Туфли ее совершенно промокли, пока она добежала до трамвайной остановки у Якобикирхе. Старый плащ фрау Ильзе тоже был далеко не водонепроницаем, единственным его достоинством оказались сейчас большие внутренние карманы, где отлично поместились пакеты с лекарствами. Как назло, долго не было трамвая — прошел 21-й, прошли один за другим 18-й и 22-й, а нужный ей 19-й так и не появлялся. Идти пешком? Далеко, пока туда доберешься — не меньше часа…

Позже, вспоминая то утро, Людмила все чаще думала, что действовала тогда словно в каком-то помрачении рассудка. Бывают, наверное, случаи, когда только так и можно — не то чтобы по-настоящему в помрачении, а просто отключив какую-то часть сознания. Ту, прежде всего, что контролирует ощущение опасности, чувство страха. Солдат на фронте, к примеру, да ведь если бы он все время четко и ясно представлял себе, что может случиться с ним завтра, или через час, или через минуту, — никто, пожалуй, не смог бы вообще воевать, каждый был бы парализован этим сознанием, этим страхом.

Выскочив из трамвая на углу Вальтерштрассе, она пробежала под дождем короткий квартал влево, мимо угрюмых краснокирпичных зданий каких-то железнодорожных «амтов» и «фервальтунгов», зловеще украшенных призывами к бдительности и напоминанием о том, что колеса должны крутиться для победы. Почему в такие минуты обращаешь внимание на мелочи (может быть, именно для того, чтобы не думать о главном?) — эти плакаты, например, или то, что часы у входа на мост, переброшенный через пути, не висят на кронштейне, как это обычно делается, а укреплены стоймя на верхушке бетонного столба. И стрелки уже показывают без пяти десять. На мосту она сообразила, что он наверняка должен охраняться, и вообще неизвестно, разрешено ли по нему ходить… Но часового не было видно, возможно он ходил вдоль туда и сюда и сейчас находился на том, дальнем конце, занавешенном дождевым туманом; мост казался бесконечно длинным, внизу все было тесно заставлено лоснящимися мокрыми крышами вагонов, лишь кое-где блестели рельсы свободного пути; сколько же здесь этих путей, и не сосчитать — тридцать, а то и сорок, — и всюду вагоны, цистерны, платформы с углем, гравием, чем-то громоздким под брезентами. С пешеходной дорожки моста через равные промежутки шли вниз лестницы, первая — прямо на открытый перрон с надписью «Дрезден — Фридрихштадт». Как знать, по какой безопаснее? На перроне могут проверить, но если пробираться между составами — еще скорее обратят внимание… Ладно, тут все равно ведь не угадаешь! Хуже то, что отсюда, с моста, не разглядеть, где работают лагерники. Во всяком случае, это должно быть где-то в той стороне, направо — если их водят по Флюгельвег…

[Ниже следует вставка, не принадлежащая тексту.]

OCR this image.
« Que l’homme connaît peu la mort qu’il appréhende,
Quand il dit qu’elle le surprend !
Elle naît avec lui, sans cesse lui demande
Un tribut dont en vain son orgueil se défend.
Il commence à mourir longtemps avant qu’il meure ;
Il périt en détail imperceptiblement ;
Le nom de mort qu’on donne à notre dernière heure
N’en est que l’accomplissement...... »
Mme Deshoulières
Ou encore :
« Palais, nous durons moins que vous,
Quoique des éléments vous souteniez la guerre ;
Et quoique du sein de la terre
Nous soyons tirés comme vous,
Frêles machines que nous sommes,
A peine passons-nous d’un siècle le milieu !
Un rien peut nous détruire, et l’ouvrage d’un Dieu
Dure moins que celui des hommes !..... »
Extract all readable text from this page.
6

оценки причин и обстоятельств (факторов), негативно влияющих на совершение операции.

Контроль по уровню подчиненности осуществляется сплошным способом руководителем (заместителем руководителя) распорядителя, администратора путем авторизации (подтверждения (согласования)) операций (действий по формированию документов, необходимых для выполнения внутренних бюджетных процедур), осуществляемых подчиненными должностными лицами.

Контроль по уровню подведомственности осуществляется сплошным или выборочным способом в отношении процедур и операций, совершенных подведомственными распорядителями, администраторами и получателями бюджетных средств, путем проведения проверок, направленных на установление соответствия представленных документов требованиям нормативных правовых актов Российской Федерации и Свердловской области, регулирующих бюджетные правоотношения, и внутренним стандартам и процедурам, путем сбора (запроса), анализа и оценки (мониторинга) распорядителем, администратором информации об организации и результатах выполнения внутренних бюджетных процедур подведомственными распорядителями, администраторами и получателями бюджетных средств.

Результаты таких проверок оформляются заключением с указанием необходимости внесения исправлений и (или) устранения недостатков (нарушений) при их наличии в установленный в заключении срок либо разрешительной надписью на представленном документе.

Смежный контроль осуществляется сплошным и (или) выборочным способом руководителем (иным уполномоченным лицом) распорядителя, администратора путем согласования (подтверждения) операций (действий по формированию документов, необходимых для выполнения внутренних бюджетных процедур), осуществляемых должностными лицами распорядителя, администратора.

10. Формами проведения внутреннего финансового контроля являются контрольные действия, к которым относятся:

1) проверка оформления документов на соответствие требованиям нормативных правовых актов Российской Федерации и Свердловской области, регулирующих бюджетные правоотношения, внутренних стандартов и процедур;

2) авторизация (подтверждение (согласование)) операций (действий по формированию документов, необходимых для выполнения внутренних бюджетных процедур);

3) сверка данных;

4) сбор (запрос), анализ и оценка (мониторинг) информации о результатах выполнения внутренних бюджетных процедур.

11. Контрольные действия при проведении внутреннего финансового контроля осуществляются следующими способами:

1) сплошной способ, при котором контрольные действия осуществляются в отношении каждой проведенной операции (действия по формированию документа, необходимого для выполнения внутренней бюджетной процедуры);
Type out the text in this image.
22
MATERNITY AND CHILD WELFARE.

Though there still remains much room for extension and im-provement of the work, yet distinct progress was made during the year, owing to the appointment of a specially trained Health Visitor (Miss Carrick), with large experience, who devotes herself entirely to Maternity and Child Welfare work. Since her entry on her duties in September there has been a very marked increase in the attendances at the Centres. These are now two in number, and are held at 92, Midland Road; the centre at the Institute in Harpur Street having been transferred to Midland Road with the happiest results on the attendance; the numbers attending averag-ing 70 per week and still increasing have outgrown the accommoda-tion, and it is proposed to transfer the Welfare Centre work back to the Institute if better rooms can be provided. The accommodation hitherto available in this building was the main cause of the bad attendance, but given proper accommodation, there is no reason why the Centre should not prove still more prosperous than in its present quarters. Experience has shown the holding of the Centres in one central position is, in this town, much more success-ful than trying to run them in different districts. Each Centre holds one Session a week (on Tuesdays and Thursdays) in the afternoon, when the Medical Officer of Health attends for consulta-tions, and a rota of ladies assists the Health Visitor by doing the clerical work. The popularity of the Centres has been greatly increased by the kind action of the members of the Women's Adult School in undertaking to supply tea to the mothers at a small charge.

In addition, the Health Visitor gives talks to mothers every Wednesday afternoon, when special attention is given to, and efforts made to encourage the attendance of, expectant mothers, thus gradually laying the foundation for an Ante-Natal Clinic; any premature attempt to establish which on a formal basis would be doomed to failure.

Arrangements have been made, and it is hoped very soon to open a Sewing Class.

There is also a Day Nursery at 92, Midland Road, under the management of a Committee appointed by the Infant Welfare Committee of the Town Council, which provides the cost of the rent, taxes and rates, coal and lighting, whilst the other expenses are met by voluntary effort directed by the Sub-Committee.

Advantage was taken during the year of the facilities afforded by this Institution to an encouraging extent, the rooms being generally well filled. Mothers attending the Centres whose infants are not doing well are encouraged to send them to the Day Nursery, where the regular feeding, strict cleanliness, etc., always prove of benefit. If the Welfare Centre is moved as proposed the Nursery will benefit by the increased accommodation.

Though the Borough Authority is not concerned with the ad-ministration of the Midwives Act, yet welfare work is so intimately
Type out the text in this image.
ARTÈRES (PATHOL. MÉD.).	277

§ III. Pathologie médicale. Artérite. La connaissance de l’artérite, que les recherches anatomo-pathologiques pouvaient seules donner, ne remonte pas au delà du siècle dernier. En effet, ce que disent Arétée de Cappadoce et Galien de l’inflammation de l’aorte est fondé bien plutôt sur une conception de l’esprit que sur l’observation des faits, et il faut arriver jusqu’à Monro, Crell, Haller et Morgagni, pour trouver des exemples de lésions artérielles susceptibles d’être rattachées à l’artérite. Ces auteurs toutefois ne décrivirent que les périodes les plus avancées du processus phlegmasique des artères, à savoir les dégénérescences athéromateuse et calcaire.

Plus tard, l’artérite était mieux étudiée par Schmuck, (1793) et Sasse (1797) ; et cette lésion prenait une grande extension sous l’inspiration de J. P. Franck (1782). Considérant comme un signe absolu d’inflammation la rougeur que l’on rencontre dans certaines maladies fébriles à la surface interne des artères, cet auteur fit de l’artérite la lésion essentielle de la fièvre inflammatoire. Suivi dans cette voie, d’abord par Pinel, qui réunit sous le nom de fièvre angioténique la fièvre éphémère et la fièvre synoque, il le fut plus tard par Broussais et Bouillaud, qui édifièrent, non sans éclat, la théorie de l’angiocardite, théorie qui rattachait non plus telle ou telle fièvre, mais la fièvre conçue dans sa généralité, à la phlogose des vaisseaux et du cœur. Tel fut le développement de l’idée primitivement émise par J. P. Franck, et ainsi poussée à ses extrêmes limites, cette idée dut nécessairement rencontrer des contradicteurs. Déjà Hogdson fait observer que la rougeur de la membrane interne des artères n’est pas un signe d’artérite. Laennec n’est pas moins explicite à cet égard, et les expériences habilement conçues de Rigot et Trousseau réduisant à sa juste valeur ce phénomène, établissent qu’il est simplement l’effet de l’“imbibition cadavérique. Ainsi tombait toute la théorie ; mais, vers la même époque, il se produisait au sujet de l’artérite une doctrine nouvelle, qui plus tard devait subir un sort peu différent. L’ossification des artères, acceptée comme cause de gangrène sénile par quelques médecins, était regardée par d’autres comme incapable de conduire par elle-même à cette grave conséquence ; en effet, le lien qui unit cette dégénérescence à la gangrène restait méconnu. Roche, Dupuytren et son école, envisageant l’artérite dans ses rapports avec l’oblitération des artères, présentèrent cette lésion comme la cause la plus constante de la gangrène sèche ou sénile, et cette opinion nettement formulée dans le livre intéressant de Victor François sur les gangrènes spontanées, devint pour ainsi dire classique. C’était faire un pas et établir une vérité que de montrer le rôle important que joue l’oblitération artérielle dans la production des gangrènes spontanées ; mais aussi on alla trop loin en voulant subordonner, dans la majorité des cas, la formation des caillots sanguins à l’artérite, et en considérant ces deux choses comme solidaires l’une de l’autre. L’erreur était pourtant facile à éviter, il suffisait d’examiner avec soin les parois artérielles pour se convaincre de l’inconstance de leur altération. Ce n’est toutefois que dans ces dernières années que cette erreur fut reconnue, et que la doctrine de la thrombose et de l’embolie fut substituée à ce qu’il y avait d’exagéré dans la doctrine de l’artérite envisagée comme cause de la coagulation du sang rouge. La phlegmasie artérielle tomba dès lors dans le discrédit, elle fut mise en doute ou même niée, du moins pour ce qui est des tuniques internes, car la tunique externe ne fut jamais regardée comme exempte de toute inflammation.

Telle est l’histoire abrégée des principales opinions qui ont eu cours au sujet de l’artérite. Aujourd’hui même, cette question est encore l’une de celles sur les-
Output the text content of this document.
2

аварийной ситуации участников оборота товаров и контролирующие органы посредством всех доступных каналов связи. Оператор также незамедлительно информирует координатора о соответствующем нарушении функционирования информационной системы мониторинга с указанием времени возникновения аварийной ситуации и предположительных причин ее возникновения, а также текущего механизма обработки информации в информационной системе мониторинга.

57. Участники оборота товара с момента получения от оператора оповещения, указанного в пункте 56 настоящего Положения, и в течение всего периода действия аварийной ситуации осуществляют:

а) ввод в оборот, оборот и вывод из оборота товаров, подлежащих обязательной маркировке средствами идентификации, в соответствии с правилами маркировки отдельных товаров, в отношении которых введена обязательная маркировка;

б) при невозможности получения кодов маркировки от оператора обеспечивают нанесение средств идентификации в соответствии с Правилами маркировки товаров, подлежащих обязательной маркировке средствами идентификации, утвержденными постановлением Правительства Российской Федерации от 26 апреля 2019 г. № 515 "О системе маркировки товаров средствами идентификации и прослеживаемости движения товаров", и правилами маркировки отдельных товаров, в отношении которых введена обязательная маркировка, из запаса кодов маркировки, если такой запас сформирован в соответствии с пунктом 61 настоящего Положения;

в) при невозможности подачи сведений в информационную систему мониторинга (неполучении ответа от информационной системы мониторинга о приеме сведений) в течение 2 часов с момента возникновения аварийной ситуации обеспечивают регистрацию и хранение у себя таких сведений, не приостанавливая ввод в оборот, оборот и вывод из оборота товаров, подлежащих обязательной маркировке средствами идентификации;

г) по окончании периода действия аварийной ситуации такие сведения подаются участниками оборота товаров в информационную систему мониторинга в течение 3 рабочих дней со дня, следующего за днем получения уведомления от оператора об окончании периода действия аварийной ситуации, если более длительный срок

Она прошла по мосту еще дальше и спустилась вниз третьей по счету лестницей на утоптанную, жирно пропитанную смесью угольной пыли и мазута землю межпутейного пространства. Справа стоял французский, судя по надписям на вагонах, зеленый товарный состав, слева медленно катились пустые платформы, лязгая буферами и громыхая на стыках рельсов. Дождавшись последней, Людмила пересекла еще два ряда путей — соседний, на ее счастье, тоже оказался свободным — и увидела далеко впереди кучку людей в лагерной одежде.

Иногда, видно, самый безрассудный способ действия и впрямь оказывается самым успешным. Ее так никто и не спросил, кто она такая и что делает на запретной территории; полицейских не было видно, а железнодорожники не обращали на нее ни малейшего внимания. Даже тот, под чьим надзором женщины в промокших до нитки лагерных платьях подбивали под шпалы балласт, ничего не сказал, когда Людмила подошла к одной из них. Оказалось, что работницы эти из другого лагеря — миктенские, сказали Людмиле, разгружают вагоны вон там, дальше. Это оказалось совсем рядом. Аня Левчук, увидев ее, сделала большие глаза.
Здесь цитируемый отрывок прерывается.